La jeune veuve sondait de ses yeux embués le contenu de l'assiette posée devant elle. Sieglinde Dorff-Ritter dînait seule, dans cette oasis au mobilier mêlant cuir et acier. Constanze fit son entrée. Le cordon-bleu du Führer posa deux assiettes en porcelaine et leurs couverts sur la table. Tirée de sa torpeur par l'intrusion de la domestique, Sieglinde porta la fourchette à sa bouche. L'acier glissa entre ses lèvres humides. En son for intérieur la veuve remercia Constanze pour sa succulente cuisine ; cuisine ô combien raffinée malgré la pénurie frappant le Reich.

Constanze déclara ne pas connaître l'identité de ces hôtes de dernière minute. Joignant poliment les mains, elle s'éclipsa, donnant l'impression de flotter sur le marbre Vert de Mer. Sieglinde savourait une gorgée de vin de Moselle quand les deux oiseaux de nuit furent introduits dans la salle à manger.

Seul l'aigle s'exprima ; l'officier supérieur présenta ses condoléances puis s'attabla. À ses côtés, la colombe garda le silence, désorientée par la lumière après un si long périple les yeux bandés.

Il ne s'agissait pas d'un père et de sa fille ; ni d'un couple d'ailleurs. La frêle lueur dans le regard de l'arrivante témoignait de sa reconnaissance envers celui qui l'avait tiré de l'enfer des camps.

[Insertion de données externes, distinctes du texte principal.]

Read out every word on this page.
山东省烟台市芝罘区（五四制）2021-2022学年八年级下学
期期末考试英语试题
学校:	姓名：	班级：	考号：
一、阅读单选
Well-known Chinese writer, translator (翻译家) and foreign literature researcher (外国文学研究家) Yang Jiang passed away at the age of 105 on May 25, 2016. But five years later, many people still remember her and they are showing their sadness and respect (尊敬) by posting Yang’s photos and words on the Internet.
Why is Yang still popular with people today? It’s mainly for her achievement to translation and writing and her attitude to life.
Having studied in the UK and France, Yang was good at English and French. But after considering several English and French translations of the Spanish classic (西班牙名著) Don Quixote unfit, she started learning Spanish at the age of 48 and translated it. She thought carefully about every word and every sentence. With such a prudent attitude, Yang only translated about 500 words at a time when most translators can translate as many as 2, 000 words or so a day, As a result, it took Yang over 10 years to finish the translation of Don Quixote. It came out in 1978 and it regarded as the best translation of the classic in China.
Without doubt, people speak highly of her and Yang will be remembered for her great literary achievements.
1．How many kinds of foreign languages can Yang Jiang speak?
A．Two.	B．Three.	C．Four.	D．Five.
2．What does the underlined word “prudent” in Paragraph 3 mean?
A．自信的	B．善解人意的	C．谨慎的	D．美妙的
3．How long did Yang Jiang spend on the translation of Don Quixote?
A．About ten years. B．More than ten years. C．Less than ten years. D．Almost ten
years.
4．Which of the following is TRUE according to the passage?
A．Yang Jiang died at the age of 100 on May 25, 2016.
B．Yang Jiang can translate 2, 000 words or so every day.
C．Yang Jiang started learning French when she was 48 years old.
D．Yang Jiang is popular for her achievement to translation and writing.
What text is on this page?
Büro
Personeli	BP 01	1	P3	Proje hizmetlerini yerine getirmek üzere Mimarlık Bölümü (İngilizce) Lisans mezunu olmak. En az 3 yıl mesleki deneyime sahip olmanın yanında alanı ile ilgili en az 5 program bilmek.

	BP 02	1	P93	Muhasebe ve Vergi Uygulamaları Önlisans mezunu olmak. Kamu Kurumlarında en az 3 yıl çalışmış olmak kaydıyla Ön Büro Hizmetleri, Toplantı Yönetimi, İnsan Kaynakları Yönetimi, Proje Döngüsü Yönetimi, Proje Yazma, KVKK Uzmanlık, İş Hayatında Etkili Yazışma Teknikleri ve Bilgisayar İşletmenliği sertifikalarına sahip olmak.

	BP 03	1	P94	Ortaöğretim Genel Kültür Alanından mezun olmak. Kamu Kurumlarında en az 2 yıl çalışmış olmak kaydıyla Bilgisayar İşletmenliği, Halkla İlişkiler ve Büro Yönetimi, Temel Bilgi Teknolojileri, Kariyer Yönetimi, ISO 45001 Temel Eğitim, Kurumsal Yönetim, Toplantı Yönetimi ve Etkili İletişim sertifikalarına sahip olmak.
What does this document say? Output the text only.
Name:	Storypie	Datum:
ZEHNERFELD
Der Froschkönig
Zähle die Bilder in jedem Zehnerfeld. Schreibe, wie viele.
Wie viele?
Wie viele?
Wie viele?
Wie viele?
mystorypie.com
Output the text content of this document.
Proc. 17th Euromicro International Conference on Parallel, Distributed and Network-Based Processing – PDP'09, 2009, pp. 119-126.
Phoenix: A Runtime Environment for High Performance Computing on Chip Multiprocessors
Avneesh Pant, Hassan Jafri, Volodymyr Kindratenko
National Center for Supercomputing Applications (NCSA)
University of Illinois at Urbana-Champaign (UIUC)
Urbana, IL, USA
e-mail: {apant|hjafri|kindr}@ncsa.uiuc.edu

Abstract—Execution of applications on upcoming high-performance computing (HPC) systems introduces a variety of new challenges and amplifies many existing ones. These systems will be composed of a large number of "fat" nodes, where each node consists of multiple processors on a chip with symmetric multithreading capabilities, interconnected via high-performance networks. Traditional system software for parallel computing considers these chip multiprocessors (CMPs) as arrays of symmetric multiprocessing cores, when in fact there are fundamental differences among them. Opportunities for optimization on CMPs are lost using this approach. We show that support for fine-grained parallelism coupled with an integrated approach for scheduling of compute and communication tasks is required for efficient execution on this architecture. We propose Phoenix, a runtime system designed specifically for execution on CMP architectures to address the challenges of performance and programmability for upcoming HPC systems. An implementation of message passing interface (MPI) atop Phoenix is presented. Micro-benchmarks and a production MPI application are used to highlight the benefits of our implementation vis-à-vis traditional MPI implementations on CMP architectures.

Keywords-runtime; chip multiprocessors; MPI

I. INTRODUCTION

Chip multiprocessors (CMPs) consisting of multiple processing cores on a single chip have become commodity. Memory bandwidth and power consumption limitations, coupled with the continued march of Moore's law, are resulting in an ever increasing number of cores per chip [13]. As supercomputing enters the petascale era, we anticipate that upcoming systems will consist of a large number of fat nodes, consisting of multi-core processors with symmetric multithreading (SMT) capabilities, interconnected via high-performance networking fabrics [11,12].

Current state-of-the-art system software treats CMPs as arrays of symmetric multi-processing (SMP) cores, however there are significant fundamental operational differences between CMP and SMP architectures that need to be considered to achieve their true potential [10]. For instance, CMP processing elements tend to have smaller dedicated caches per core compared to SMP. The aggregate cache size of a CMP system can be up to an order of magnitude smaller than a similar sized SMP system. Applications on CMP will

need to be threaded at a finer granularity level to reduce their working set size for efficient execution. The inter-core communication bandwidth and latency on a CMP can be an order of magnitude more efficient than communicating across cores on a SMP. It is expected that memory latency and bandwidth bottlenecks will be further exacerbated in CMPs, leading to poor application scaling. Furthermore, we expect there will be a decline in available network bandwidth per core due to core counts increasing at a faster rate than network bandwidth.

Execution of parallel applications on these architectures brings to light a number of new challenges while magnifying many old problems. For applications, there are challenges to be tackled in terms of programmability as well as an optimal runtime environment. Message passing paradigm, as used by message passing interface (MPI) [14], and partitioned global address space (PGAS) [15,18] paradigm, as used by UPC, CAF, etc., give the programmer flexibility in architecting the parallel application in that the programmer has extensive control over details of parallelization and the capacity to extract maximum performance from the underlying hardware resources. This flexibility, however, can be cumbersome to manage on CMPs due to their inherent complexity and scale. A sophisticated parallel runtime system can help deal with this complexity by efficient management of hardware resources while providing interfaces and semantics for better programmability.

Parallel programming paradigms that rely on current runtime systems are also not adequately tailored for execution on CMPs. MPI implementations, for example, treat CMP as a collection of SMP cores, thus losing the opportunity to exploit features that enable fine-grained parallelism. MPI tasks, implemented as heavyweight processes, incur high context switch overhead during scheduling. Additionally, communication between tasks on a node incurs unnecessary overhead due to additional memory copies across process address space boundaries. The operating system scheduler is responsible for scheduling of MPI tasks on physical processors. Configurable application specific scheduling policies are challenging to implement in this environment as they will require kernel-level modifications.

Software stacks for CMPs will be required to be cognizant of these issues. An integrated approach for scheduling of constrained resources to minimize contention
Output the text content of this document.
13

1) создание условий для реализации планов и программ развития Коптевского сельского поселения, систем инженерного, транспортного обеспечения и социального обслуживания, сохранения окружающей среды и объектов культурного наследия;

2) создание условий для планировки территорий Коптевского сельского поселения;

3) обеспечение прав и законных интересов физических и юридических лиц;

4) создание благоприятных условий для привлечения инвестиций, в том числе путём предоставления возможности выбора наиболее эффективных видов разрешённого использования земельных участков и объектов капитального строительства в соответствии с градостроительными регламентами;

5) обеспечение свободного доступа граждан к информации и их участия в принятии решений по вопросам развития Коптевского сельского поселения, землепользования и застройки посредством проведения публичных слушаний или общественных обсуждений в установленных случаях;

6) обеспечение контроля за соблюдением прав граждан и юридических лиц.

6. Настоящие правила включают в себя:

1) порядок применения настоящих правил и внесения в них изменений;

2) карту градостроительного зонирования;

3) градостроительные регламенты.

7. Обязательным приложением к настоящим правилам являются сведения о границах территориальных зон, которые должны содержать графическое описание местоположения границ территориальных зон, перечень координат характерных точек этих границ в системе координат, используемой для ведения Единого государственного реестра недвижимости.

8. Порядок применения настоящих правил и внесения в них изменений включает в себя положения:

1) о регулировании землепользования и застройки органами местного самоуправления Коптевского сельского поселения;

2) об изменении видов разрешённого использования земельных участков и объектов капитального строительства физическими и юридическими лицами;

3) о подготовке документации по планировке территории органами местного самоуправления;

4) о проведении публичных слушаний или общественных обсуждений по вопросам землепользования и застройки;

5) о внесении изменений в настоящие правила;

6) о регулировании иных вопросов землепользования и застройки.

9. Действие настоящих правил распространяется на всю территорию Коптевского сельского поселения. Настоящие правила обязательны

L'offizier s'affala dans le fauteuil, se massa la nuque, lissa sa mèche du bout des doigts.

« Constanze, ordonna t-il en couvant Sieglinde de son regard anthracite. Veuillez je vous prie Resservir Frau Dorff. Elle se fera un plaisir d'accompagner notre festin »

L'Obergruppenführer porta d'une main tremblante la cuillère à sa bouche, aspira le potage avec un fort bruit de succion. La colombe brune l'imita en silence, se délectant de la succulente soupe de poisson. La jeune femme mourrait de faim et dévora tout ce que Constanze lui servit.

Après ce repas partagé au coeur de la nuit, la surintendante Else autorisa l'ex-prisonnière à partager la chambre de Sieglinde.

Profitant d'un angle mort de la caméra-espion, la berlinoise tendit une feuille de papier à sa camarade de chambre. Après un moment de stupeur, l'inconnue griffonna sa réponse en français.

La discussion manuscrite se poursuivit fort tard dans la nuit et la flamme d'un briquet réduisit la folle correspondance en cendre.

Morphée enveloppa les deux amies de sa paisible étreinte.

Assise à son bureau, Else consulta sa montre, ferma les yeux, cala sa respiration sur le murmure du systême de ventilation. Elle s'imagina flânant le long de la Tamise au bras du petit soldat de plomb britannique .

Dans quelques heures, la mission débuterait ; et les offrandes offertes à ces insatiables dieux.